We think that, where these connections do not work properly now, it is at least partly due to a financial system which emphasises the efficient use of capital – maximising financial returns – over the creation of new economic and social value.
Company management, particularly those working for firms that have external shareholders, is incentivised to focus on delivering profits and maximising return on capital. In this context, capital is usually defined in a very narrow way – financial assets, manufactured capital, and inventory. Or, more colloquially, money, machines and materials. There is no place in conventional accounting for recognising the overall value-creating capability of a company’s workforce or of citizens in society. As a result, human capital is often viewed in accounting terms as a cost to be minimised rather than as an asset, the value of which can be enhanced by appropriate investment in skills, knowledge, and experience.
This means that many individuals get left behind in a system which is constantly seeking to drive down cost, while innovations that could significantly improve social outcomes or generate new growth struggle to get off the ground due to lack of funding. There is a direct cost to society both in monetary terms through the higher cost of benefit claims and loss of tax revenues, and socially as those who find themselves at the bottom end of the labour market or excluded from it altogether can become stuck, sometimes over multiple generations, with disastrous consequences for their personal well-being and their ability to contribute to society. It results in an economy which is operating at less than its full potential and increasing social need.

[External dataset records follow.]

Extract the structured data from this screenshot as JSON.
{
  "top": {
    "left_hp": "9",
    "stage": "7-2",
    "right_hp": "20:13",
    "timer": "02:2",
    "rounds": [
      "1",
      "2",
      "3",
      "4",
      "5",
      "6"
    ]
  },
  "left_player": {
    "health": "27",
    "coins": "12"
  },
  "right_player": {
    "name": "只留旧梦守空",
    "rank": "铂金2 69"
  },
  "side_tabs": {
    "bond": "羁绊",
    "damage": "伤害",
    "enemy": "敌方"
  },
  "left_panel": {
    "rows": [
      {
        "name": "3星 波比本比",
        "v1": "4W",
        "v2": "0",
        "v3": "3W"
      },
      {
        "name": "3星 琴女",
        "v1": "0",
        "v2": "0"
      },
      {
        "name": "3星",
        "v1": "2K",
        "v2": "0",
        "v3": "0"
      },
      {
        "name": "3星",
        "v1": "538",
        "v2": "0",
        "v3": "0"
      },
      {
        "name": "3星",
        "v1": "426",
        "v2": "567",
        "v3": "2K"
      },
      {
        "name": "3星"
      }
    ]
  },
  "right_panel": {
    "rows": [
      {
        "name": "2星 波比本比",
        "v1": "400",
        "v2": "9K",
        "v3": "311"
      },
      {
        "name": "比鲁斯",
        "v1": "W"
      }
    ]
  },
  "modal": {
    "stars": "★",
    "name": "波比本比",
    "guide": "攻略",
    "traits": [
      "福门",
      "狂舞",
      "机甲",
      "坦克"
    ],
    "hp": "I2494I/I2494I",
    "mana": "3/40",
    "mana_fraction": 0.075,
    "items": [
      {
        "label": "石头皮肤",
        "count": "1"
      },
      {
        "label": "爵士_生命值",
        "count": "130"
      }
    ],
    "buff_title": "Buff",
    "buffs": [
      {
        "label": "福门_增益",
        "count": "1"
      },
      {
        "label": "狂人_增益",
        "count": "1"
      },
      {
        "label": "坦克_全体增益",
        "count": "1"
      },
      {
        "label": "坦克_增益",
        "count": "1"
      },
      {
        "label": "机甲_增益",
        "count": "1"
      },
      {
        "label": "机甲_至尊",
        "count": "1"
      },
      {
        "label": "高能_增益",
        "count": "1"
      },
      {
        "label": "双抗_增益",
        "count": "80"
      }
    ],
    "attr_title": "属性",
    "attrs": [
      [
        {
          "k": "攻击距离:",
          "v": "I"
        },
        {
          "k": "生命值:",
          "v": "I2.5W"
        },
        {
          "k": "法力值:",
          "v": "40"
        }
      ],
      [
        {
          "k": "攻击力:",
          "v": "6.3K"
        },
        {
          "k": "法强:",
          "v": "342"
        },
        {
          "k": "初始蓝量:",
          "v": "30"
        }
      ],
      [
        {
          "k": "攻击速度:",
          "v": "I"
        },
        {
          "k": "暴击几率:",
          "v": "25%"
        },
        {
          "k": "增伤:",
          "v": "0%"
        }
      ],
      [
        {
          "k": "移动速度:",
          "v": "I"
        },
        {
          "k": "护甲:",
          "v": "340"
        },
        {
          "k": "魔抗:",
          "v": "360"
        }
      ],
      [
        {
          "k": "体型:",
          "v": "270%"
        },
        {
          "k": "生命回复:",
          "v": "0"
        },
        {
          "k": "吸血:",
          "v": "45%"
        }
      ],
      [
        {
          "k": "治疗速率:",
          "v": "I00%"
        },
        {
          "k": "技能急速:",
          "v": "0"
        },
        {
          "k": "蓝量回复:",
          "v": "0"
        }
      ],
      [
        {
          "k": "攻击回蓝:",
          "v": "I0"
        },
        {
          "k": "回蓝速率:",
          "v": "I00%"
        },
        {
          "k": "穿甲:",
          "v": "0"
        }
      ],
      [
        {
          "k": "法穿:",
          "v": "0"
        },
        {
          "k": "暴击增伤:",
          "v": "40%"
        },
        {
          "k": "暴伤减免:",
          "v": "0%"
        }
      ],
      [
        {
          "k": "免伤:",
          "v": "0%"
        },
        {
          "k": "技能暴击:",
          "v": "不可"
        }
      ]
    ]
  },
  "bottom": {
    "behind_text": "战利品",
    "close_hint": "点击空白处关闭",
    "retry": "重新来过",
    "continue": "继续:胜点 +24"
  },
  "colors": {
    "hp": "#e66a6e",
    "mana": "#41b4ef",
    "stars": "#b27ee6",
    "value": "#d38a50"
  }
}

And yet, studies that have attempted to account for the value of human capital, including by the Office of National Statistics, show that it amounts to around 70% of the total asset base of the UK economy. If the key decisions about how to allocate scarce resources are being made based on less than 1/3rd of the economy (actually it is even less than that because no account is taken of the value of natural assets either) then it perhaps should not come as a surprise that many of those decisions turn out to be less than optimal for society in general.
Only by treating individuals as the human beings that they are, with capabilities to be achieved and potential to be reached when provided with appropriate investment and support, will we be able to aspire to an economy that optimises return on all forms of capital – financial, fixed, natural, human, and social.
It is this more rounded approach which Seebohm Hill seeks to achieve.